Sixth, and perhaps most obviously, there's the Brexit factor. Here there is real evidence of disconnect, and not just because UK Eurosceptics will always moan when 'Europe' doesn't seem to be grateful for all Britain has done for them. For the casual British observer, the repeated failures to do well in the Contest since we last won in 1997 (conspiracy theorists alert: this was the year New Labour was elected and Tony Blair became Prime Minister!) have become part of the treacherous continental landscape.

After all, everyone knows the UK has one of the world's liveliest and most successful reputations in music throughout the world. If we don't win Eurovision almost every year, there must be skulduggery at play; it's just not cricket. Sir Terry Wogan, an Irishman who became a big UK TV and radio personality and commentated on the Contest for the BBC every year, resigned in disgust in 2009. Sir Terry was miffed because of the frequent popularity of songs from Eastern Europe which did well at the Contest and then vanished without trace; like many others he but this down to 'political' voting. Although I would have called it cultural-kinship voting, Wogan did have a point; Marie N's I Wanna triumphed for Estonia in 2002 but couldn't even chart in its home country, and the constant voting of the former-Yugoslav states for each other did give them an advantage; Germany, with its 80 million plus citizens, had the same 12 points to give as Bosnia-Herzegovina, Croatia etc.

Of course, Britain is not the only former Eurovision great power that flounders nowadays; we have won five times (actually six if the cheating that stopped taking the crown in 1968 and came to light years later had seen Spain retrospectively disqualified), and been runners-up on fifteen occasions, but the Irish fall from grace is even more spectacular. In the 1990s, Ireland was almost the default winner of the Contest. Now, the country frequently fails to make the final.

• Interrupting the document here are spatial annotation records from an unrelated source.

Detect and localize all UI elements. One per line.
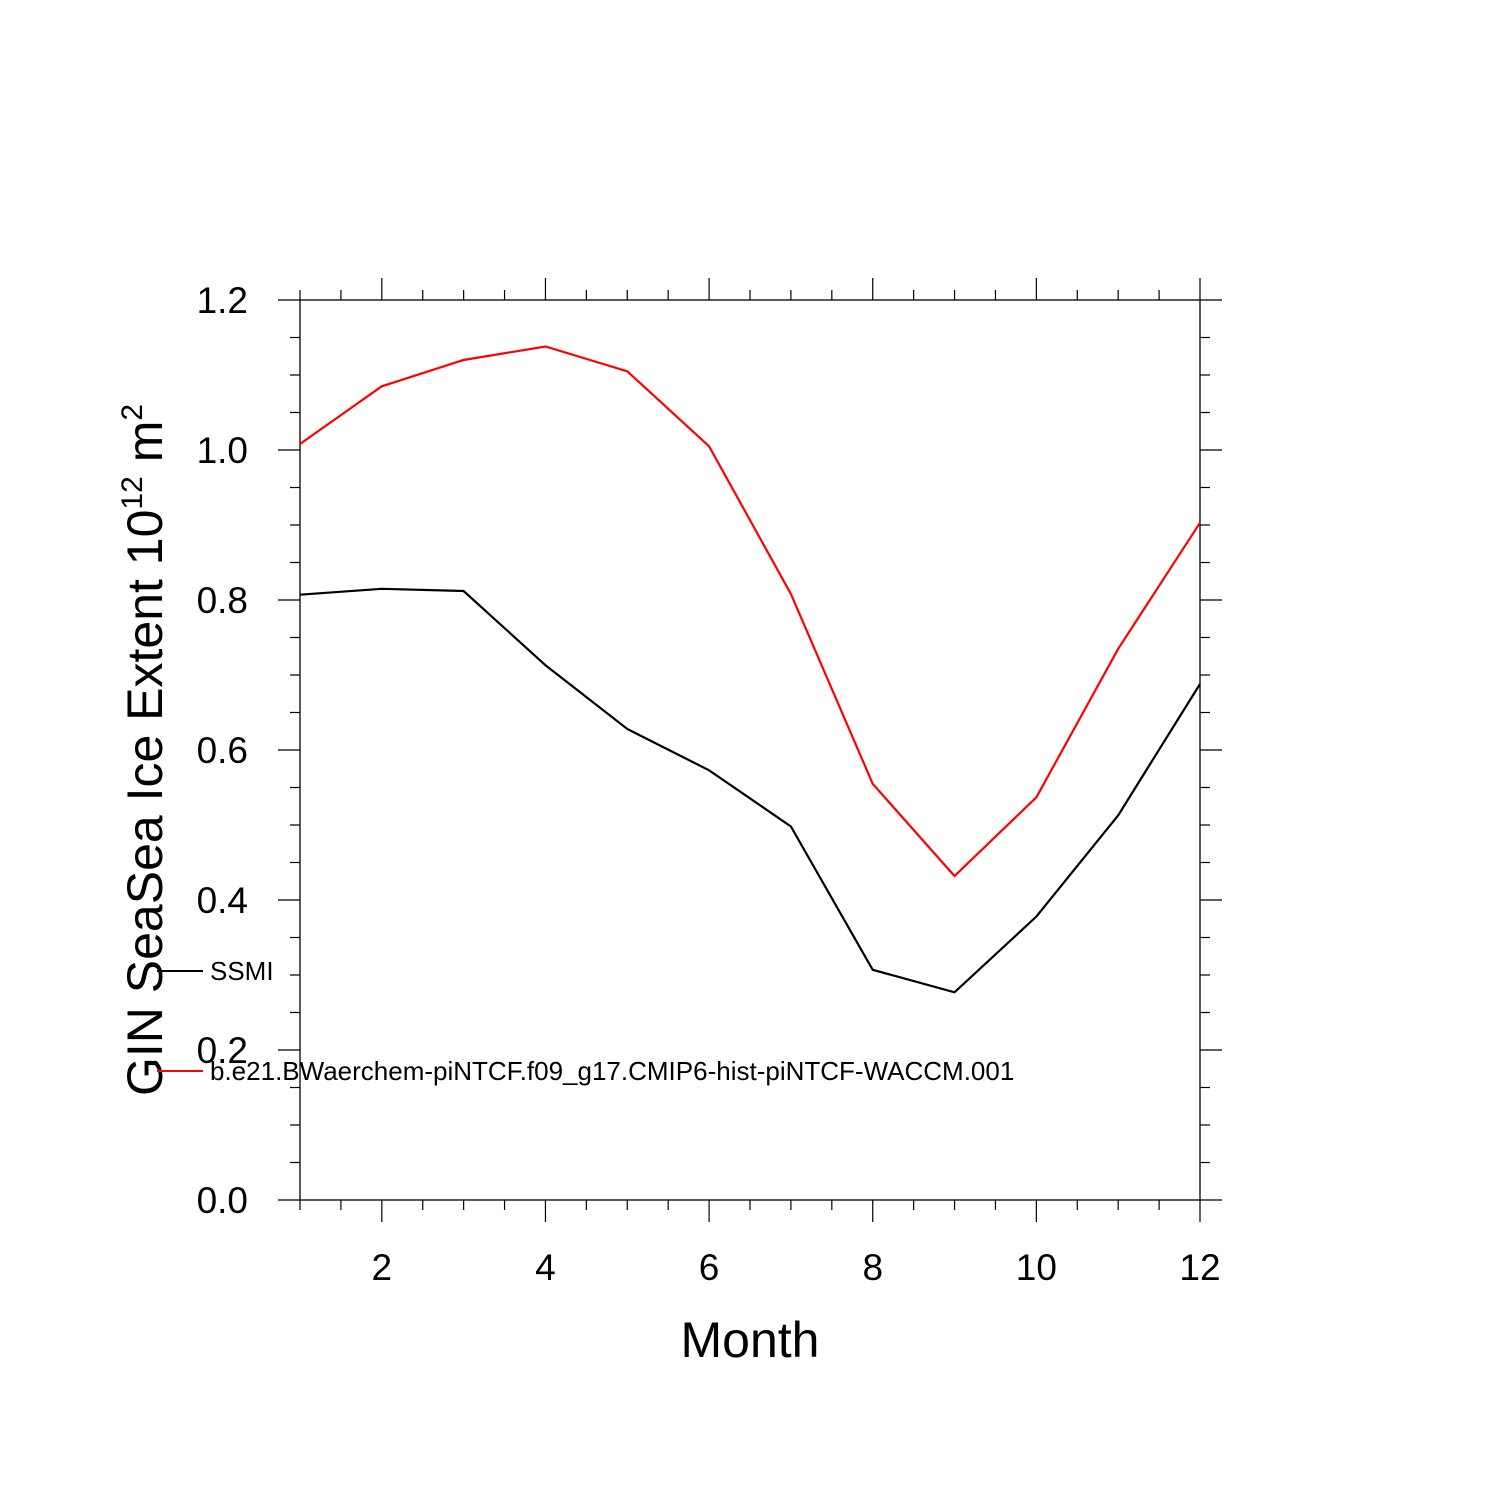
y-tick-label: 1.0 [197, 430, 248, 471]
axis-ticks [278, 278, 1222, 1222]
tick-labels: 2 4 6 8 10 12 0.0 0.2 0.4 0.6 0.8 1.0 1.2 [197, 280, 1221, 1288]
x-tick-label: 6 [699, 1247, 720, 1288]
x-tick-label: 2 [372, 1247, 393, 1288]
y-axis-title-exponent: 12 [116, 476, 149, 509]
x-tick-label: 4 [535, 1247, 556, 1288]
series-line-ssmi [299, 587, 1201, 994]
legend-label-model: b.e21.BWaerchem-piNTCF.f09_g17.CMIP6-his… [210, 1056, 1014, 1086]
y-tick-label: 0.8 [197, 580, 248, 621]
series-line-model [299, 345, 1201, 878]
y-tick-label: 0.4 [197, 880, 248, 921]
y-tick-label: 0.0 [197, 1180, 248, 1221]
x-axis-title: Month [681, 1312, 820, 1368]
y-axis-title: GIN SeaSea Ice Extent 1012 m2 [116, 404, 173, 1096]
y-tick-label: 0.6 [197, 730, 248, 771]
y-tick-label: 1.2 [197, 280, 248, 321]
y-axis-title-unit: m [117, 421, 173, 477]
series-lines [299, 345, 1201, 994]
x-tick-label: 10 [1016, 1247, 1057, 1288]
x-tick-label: 8 [862, 1247, 883, 1288]
y-axis-title-unit-exponent: 2 [116, 404, 149, 421]
legend: SSMI b.e21.BWaerchem-piNTCF.f09_g17.CMIP… [157, 956, 1014, 1086]
legend-label-ssmi: SSMI [210, 956, 274, 986]
y-axis-title-base: GIN SeaSea Ice Extent 10 [117, 510, 173, 1096]
y-tick-label: 0.2 [197, 1030, 248, 1071]
x-tick-label: 12 [1179, 1247, 1220, 1288]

Germany, the deserving winner in 2010 with the glorious Satellite, performed by Lena, has come last for two years in a row, and has only won once before 2010 (Nicole's Ein Bisschen Frieden in 1982). France, for the first thirty years of the Contest a real favourite and frequent champion, has floundered of late, although this year it did much better.

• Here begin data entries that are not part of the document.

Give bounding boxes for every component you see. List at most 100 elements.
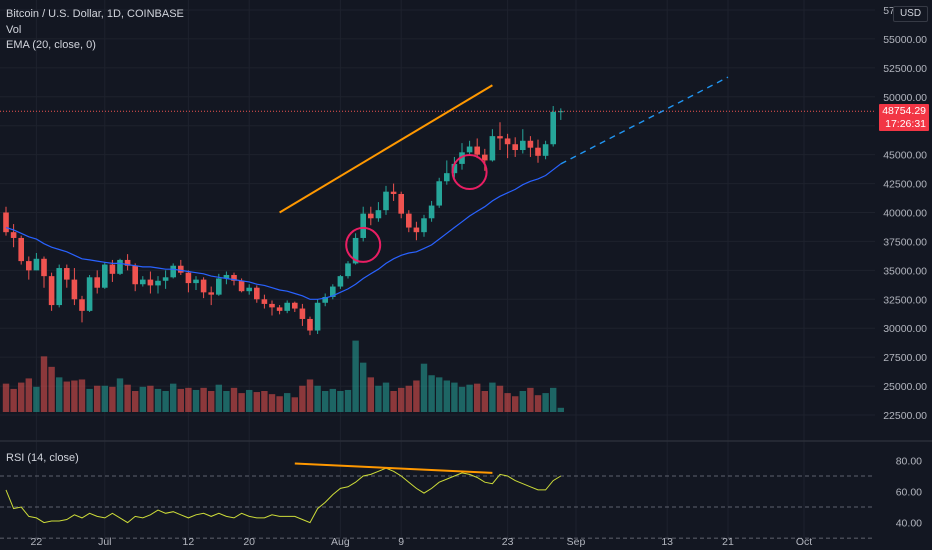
candle-body bbox=[178, 265, 184, 273]
candle-body bbox=[466, 146, 473, 153]
candle-body bbox=[109, 264, 116, 274]
price-tick-label: 40000.00 bbox=[883, 208, 927, 220]
date-tick-label: 9 bbox=[398, 536, 404, 548]
candle-body bbox=[299, 308, 306, 319]
price-tick-label: 25000.00 bbox=[883, 381, 927, 393]
candle-body bbox=[520, 140, 526, 151]
candle-body bbox=[10, 232, 17, 238]
volume-bar bbox=[139, 386, 146, 412]
candle-body bbox=[71, 279, 78, 300]
candle-body bbox=[292, 302, 298, 309]
volume-bar bbox=[405, 385, 412, 412]
volume-bar bbox=[71, 380, 78, 412]
volume-bar bbox=[223, 391, 230, 412]
date-tick-label: Sep bbox=[567, 536, 586, 548]
candle-body bbox=[330, 286, 336, 297]
volume-bar bbox=[48, 366, 55, 412]
currency-button[interactable]: USD bbox=[893, 6, 928, 22]
candle-body bbox=[307, 318, 313, 331]
price-trendline[interactable] bbox=[279, 84, 493, 214]
candle-body bbox=[200, 279, 207, 293]
last-price-value: 48754.29 bbox=[882, 105, 926, 117]
candle-body bbox=[162, 277, 169, 281]
volume-bar bbox=[116, 378, 124, 412]
volume-bar bbox=[94, 385, 101, 412]
volume-bar bbox=[177, 388, 184, 412]
highlight-circle[interactable] bbox=[451, 154, 488, 190]
ema-series bbox=[0, 76, 875, 300]
volume-bar bbox=[352, 340, 359, 412]
volume-bar bbox=[527, 387, 534, 412]
highlight-circle[interactable] bbox=[345, 226, 382, 263]
volume-bar bbox=[154, 388, 162, 412]
candle-body bbox=[451, 163, 458, 174]
candle-body bbox=[474, 146, 480, 155]
volume-bar bbox=[25, 378, 32, 412]
date-tick-label: 20 bbox=[243, 536, 255, 548]
candle-body bbox=[269, 303, 275, 308]
candle-body bbox=[337, 276, 344, 287]
candle-body bbox=[185, 272, 192, 284]
candle-body bbox=[383, 191, 389, 211]
candle-body bbox=[398, 193, 404, 214]
volume-bar bbox=[512, 396, 519, 412]
volume-bar bbox=[261, 391, 268, 412]
volume-bar bbox=[124, 384, 131, 412]
volume-bar bbox=[496, 385, 504, 412]
candle-body bbox=[48, 276, 55, 306]
volume-legend[interactable]: Vol bbox=[6, 24, 22, 36]
rsi-trendline[interactable] bbox=[294, 462, 493, 474]
candle-body bbox=[26, 261, 32, 271]
candle-body bbox=[86, 277, 93, 311]
candle-body bbox=[284, 302, 290, 311]
rsi-tick-label: 40.00 bbox=[896, 518, 922, 530]
volume-bar bbox=[367, 377, 374, 412]
candle-body bbox=[375, 210, 382, 219]
date-tick-label: 12 bbox=[183, 536, 195, 548]
volume-bar bbox=[413, 380, 420, 412]
candle-body bbox=[558, 111, 564, 113]
candle-body bbox=[436, 181, 442, 206]
price-tick-label: 22500.00 bbox=[883, 410, 927, 422]
candle-body bbox=[132, 265, 138, 285]
candle-body bbox=[246, 287, 252, 292]
volume-bar bbox=[238, 393, 245, 412]
volume-bar bbox=[458, 386, 466, 412]
rsi-tick-label: 80.00 bbox=[896, 455, 922, 467]
candle-body bbox=[124, 259, 131, 266]
date-tick-label: Aug bbox=[331, 536, 350, 548]
price-tick-label: 52500.00 bbox=[883, 63, 927, 75]
volume-bar bbox=[360, 362, 367, 412]
last-price-badge: 48754.29 17:26:31 bbox=[879, 104, 929, 131]
volume-bar bbox=[542, 393, 549, 412]
volume-bar bbox=[56, 377, 63, 412]
date-tick-label: 13 bbox=[661, 536, 673, 548]
ema-legend[interactable]: EMA (20, close, 0) bbox=[6, 39, 96, 51]
candle-body bbox=[102, 264, 108, 288]
countdown-timer: 17:26:31 bbox=[885, 118, 926, 130]
date-tick-label: Jul bbox=[98, 536, 111, 548]
rsi-line bbox=[5, 467, 562, 524]
symbol-legend[interactable]: Bitcoin / U.S. Dollar, 1D, COINBASE bbox=[6, 8, 184, 20]
volume-bar bbox=[33, 386, 40, 412]
candle-body bbox=[170, 265, 176, 278]
volume-bar bbox=[306, 379, 314, 412]
volume-bar bbox=[420, 363, 428, 412]
date-tick-label: 22 bbox=[31, 536, 43, 548]
rsi-tick-label: 60.00 bbox=[896, 487, 922, 499]
volume-bar bbox=[246, 389, 253, 412]
candle-body bbox=[56, 268, 62, 306]
volume-bar bbox=[63, 381, 70, 412]
candle-body bbox=[276, 307, 283, 311]
volume-bar bbox=[314, 385, 321, 412]
candle-body bbox=[360, 213, 366, 238]
volume-bar bbox=[534, 395, 542, 412]
volume-bar bbox=[489, 382, 496, 412]
rsi-legend[interactable]: RSI (14, close) bbox=[6, 452, 79, 464]
volume-bar bbox=[78, 379, 86, 412]
candle-body bbox=[117, 259, 123, 274]
candle-body bbox=[444, 173, 450, 182]
volume-bar bbox=[215, 384, 222, 412]
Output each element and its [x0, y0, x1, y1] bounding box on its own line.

This year's UK song was a good contemporary pop track, and was well-performed, so the issue is not one of intrinsic quality. It's also true that as the representatives of a 'big four' nation – those that

pay the most to the European Broadcasting Union – did not have to qualify for the final. This may have made the UK lazy; the BBC certainly was not as active in building a fan base for the song as it could, and should, have been. This is especially salient since You're Not Alone was not performed by established artists with a big current following, so there will have been little cross-border identification with the track or artists by pre-existing fans.

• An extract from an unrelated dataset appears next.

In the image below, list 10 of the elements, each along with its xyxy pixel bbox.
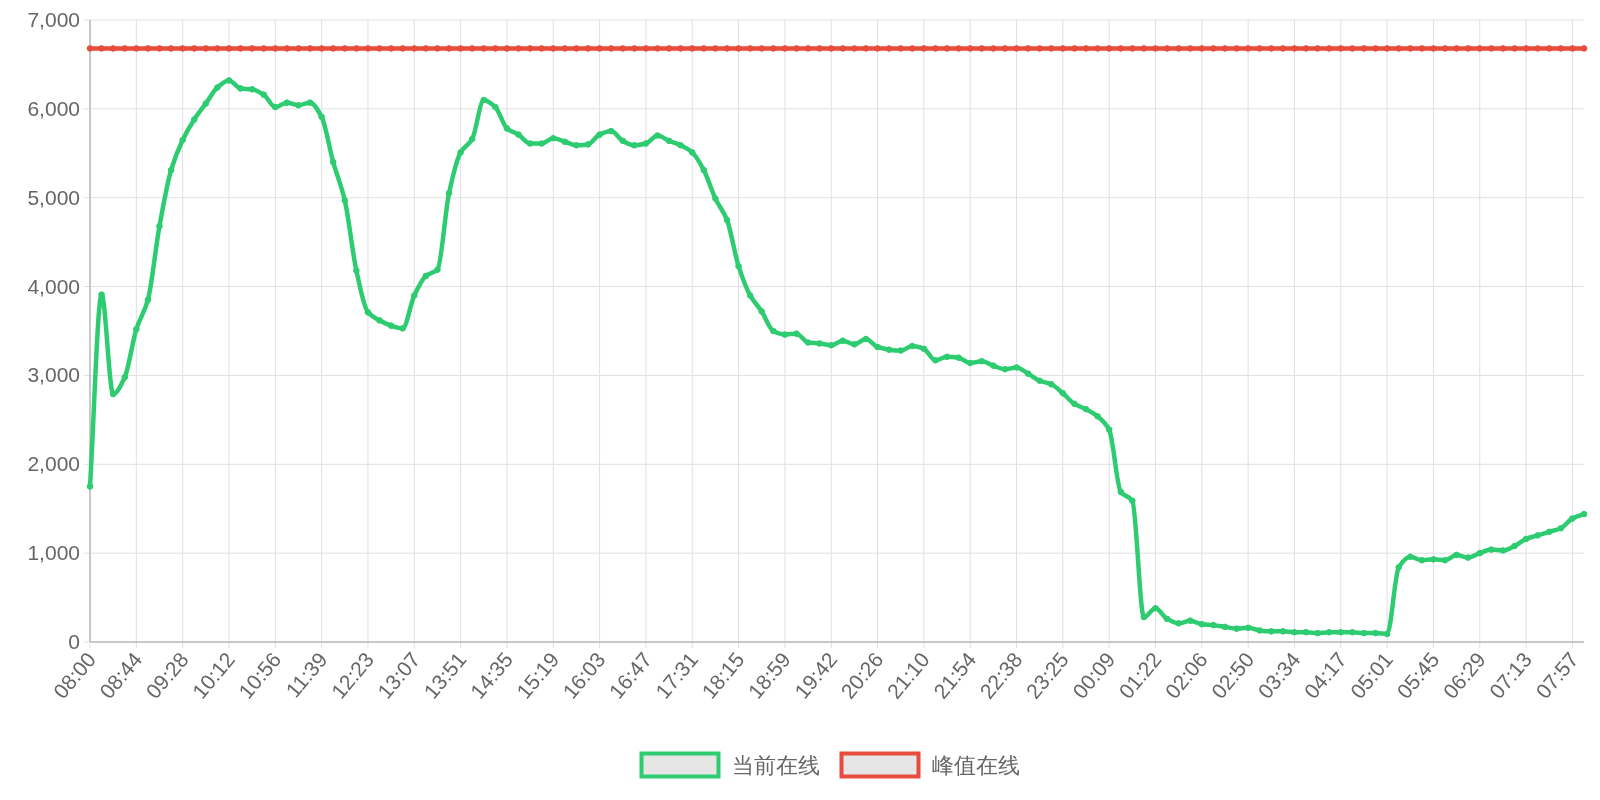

Nonetheless, the fact remains that it was the popular vote for the UK that sent us almost to last place, though we were hovering on the edge of the top 10 on the jury scores, and recent years have seen the UK come last or near last almost all the time. The timing of the Contest is unfortunate in the context of the UK referendum on EU membership, because this year's result will help reinforce the sense of British 'otherness' from the rest of the continent. Brits are not going to vote to leave the EU just because of Eurovision, even if some of us still bear grudges against particular countries for events of over two decades ago (when Malta robbed our last entrant who was a current top star, Sonia, of victory and handed it to an Irish bank clerk whose subsequent career was, let's say, minor). But it all adds to the sense of disconnect, alterity and failure to understand each other across the English Channel that colours many Brits' thinking about Europe and Europeans. If we vote Bremain, please please please give us a Top 10 finish in Kiev!